Naturally the general public becomes fascinated with this encounter. Variety magazine runs a picure of the kiss along with the title, “Who’s That Girl?” Moviegoers would eventually find out as Miller tries her hand at starring in movies, and over time, sees her stardom and her name on the credits, continue to rise. She becomes the official go-to actress for all of Hollywood’s talkie needs. Meanwhile, Valentin, refusing to give up on silent film, finances his own movie and realizes, people’s interests change just as quickly as he can dance.
The movie is not a film-school experiment. Director Michel Hazanavicius sweats over every detail to replicate the look and feel of a silent movie. After just a few minutes into The Artist, you completely forget about the lack of dialogue and are are sent back in time to the roaring 20’s. Keeping the movie silent also takes audiences to a different level of experiencing a movie. Every detail, every orchestra sound and every little idiosyncrasy of the actors speak louder than any words can. Dujardin and Bejo have some of the most amazing chemistry seen in years. They are fantastic alone, but mesmerizing when they share scenes together.
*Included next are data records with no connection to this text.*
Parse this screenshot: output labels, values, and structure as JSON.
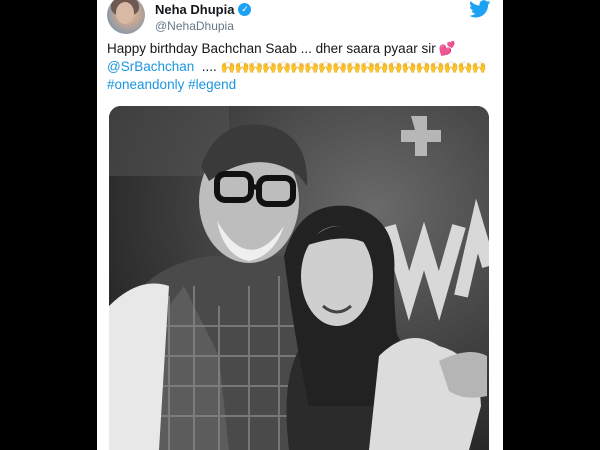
{
  "header": {
    "display_name": "Neha Dhupia",
    "handle": "@NehaDhupia",
    "verified": true
  },
  "tweet": {
    "line1_text": "Happy birthday Bachchan Saab ... dher saara pyaar sir",
    "line2_mention": "@SrBachchan",
    "line2_dots": "....",
    "line3_hashtags": "#oneandonly #legend",
    "emoji_heart": "💕",
    "emoji_hands": "🙌🙌🙌🙌🙌🙌🙌🙌🙌🙌🙌🙌🙌🙌🙌🙌🙌🙌🙌"
  },
  "colors": {
    "brand_blue": "#1da1f2",
    "link_blue": "#1b95e0",
    "text": "#14171a",
    "muted": "#657786"
  },
  "icons": {
    "twitter": "twitter-bird-icon",
    "verified": "verified-badge-icon"
  }
}
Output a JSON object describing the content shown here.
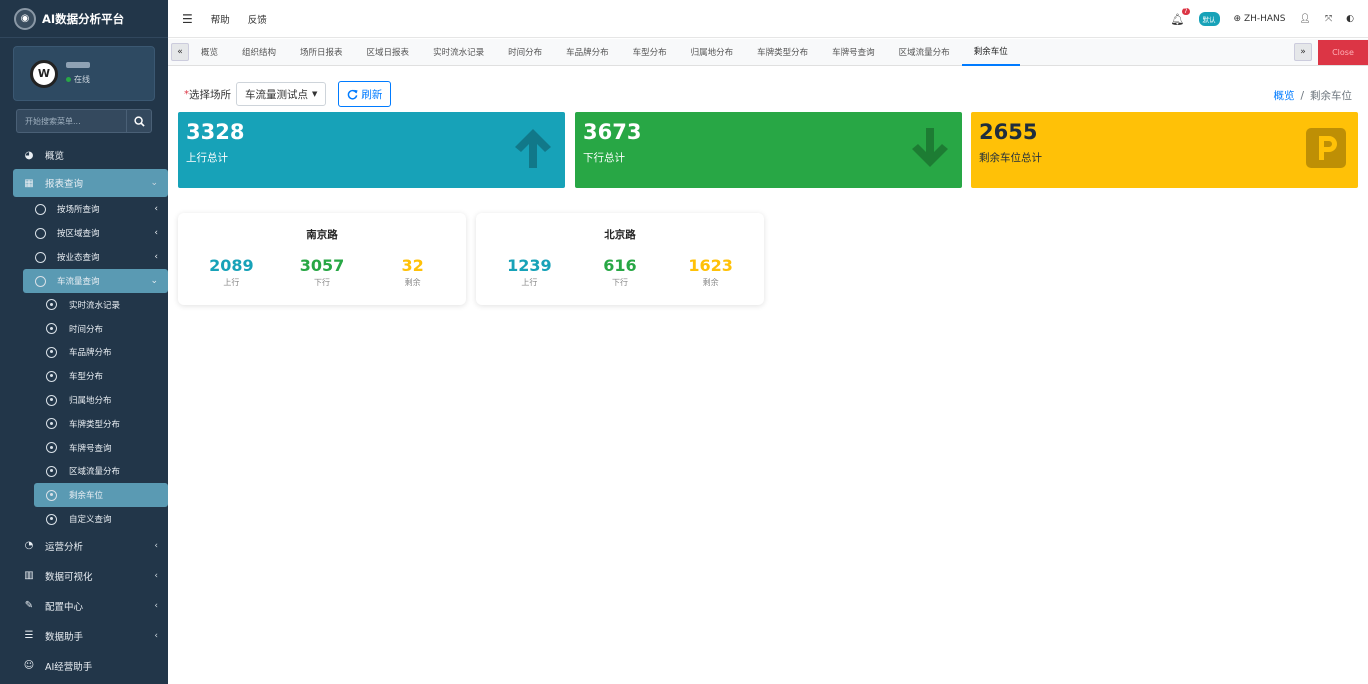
{
  "app": {
    "title": "AI数据分析平台"
  },
  "user": {
    "status": "在线"
  },
  "sidebar": {
    "search_placeholder": "开始搜索菜单...",
    "items": [
      {
        "label": "概览",
        "icon": "dashboard-icon"
      },
      {
        "label": "报表查询",
        "icon": "grid-icon",
        "expanded": true
      },
      {
        "label": "运营分析",
        "icon": "pie-chart-icon"
      },
      {
        "label": "数据可视化",
        "icon": "bar-chart-icon"
      },
      {
        "label": "配置中心",
        "icon": "edit-icon"
      },
      {
        "label": "数据助手",
        "icon": "database-icon"
      },
      {
        "label": "AI经营助手",
        "icon": "robot-icon"
      }
    ],
    "report_sub": [
      "按场所查询",
      "按区域查询",
      "按业态查询",
      "车流量查询"
    ],
    "traffic_sub": [
      "实时流水记录",
      "时间分布",
      "车品牌分布",
      "车型分布",
      "归属地分布",
      "车牌类型分布",
      "车牌号查询",
      "区域流量分布",
      "剩余车位",
      "自定义查询"
    ]
  },
  "topbar": {
    "help": "帮助",
    "feedback": "反馈",
    "notification_count": "7",
    "default_pill": "默认",
    "language": "ZH-HANS"
  },
  "tabs": [
    "概览",
    "组织结构",
    "场所日报表",
    "区域日报表",
    "实时流水记录",
    "时间分布",
    "车品牌分布",
    "车型分布",
    "归属地分布",
    "车牌类型分布",
    "车牌号查询",
    "区域流量分布",
    "剩余车位"
  ],
  "active_tab": "剩余车位",
  "close_label": "Close",
  "filter": {
    "required_mark": "*",
    "label": "选择场所",
    "selected": "车流量测试点",
    "refresh": "刷新"
  },
  "breadcrumb": {
    "home": "概览",
    "separator": "/",
    "current": "剩余车位"
  },
  "summary": [
    {
      "value": "3328",
      "label": "上行总计",
      "color": "#17a2b8",
      "icon": "arrow-up-icon"
    },
    {
      "value": "3673",
      "label": "下行总计",
      "color": "#28a745",
      "icon": "arrow-down-icon"
    },
    {
      "value": "2655",
      "label": "剩余车位总计",
      "color": "#ffc107",
      "icon": "parking-icon"
    }
  ],
  "sites": [
    {
      "name": "南京路",
      "up": "2089",
      "down": "3057",
      "left": "32",
      "up_label": "上行",
      "down_label": "下行",
      "left_label": "剩余"
    },
    {
      "name": "北京路",
      "up": "1239",
      "down": "616",
      "left": "1623",
      "up_label": "上行",
      "down_label": "下行",
      "left_label": "剩余"
    }
  ]
}
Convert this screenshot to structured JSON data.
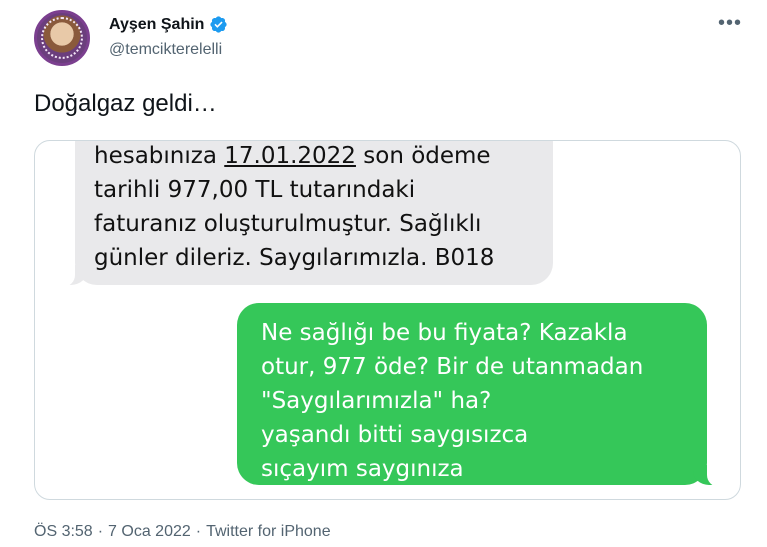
{
  "author": {
    "display_name": "Ayşen Şahin",
    "handle": "@temcikterelelli",
    "verified_icon": "verified-badge-icon",
    "verified_color": "#1d9bf0"
  },
  "more_label": "•••",
  "tweet": {
    "text": "Doğalgaz geldi…"
  },
  "media": {
    "incoming": {
      "line1_pre": "hesabınıza ",
      "line1_date": "17.01.2022",
      "line1_post": " son ödeme",
      "lines": [
        "tarihli 977,00 TL tutarındaki",
        "faturanız oluşturulmuştur. Sağlıklı",
        "günler dileriz. Saygılarımızla. B018"
      ]
    },
    "outgoing": {
      "lines": [
        "Ne sağlığı be bu fiyata? Kazakla",
        "otur, 977 öde? Bir de utanmadan",
        "\"Saygılarımızla\" ha?",
        "yaşandı bitti saygısızca",
        "sıçayım saygınıza"
      ]
    },
    "colors": {
      "incoming_bg": "#e9e9eb",
      "outgoing_bg": "#35c759"
    }
  },
  "meta": {
    "time": "ÖS 3:58",
    "sep1": "·",
    "date": "7 Oca 2022",
    "sep2": "·",
    "source": "Twitter for iPhone"
  }
}
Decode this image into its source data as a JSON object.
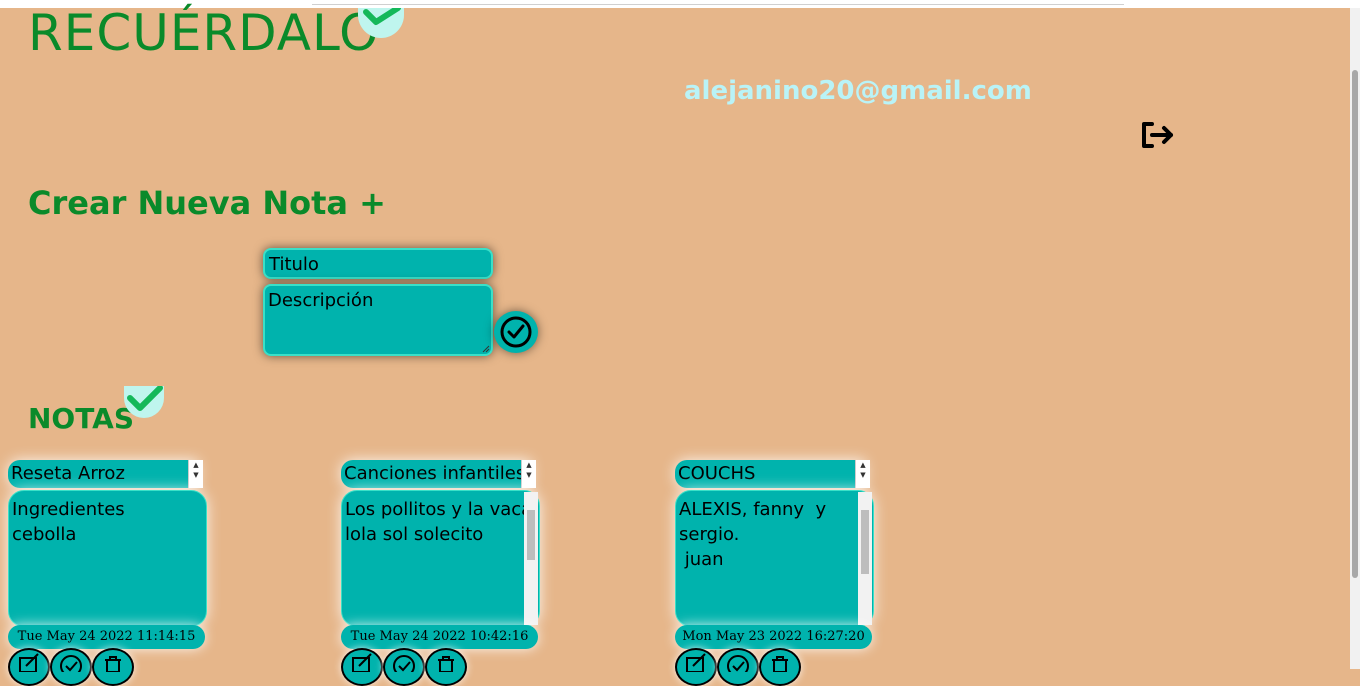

The Artist oozes set design, smart direction, beautiful period piece costumes, and an incredible panache by the lead actors. It’s been a while since a movie has captured my imagination from top to bottom by being thoroughly satisfying and immensely creative. Sometimes a picture is worth a thousand words, but The Artist left me speechless.
Rated PG-13 for a disturbing image and a crude gesture. Running time: 100 minutes.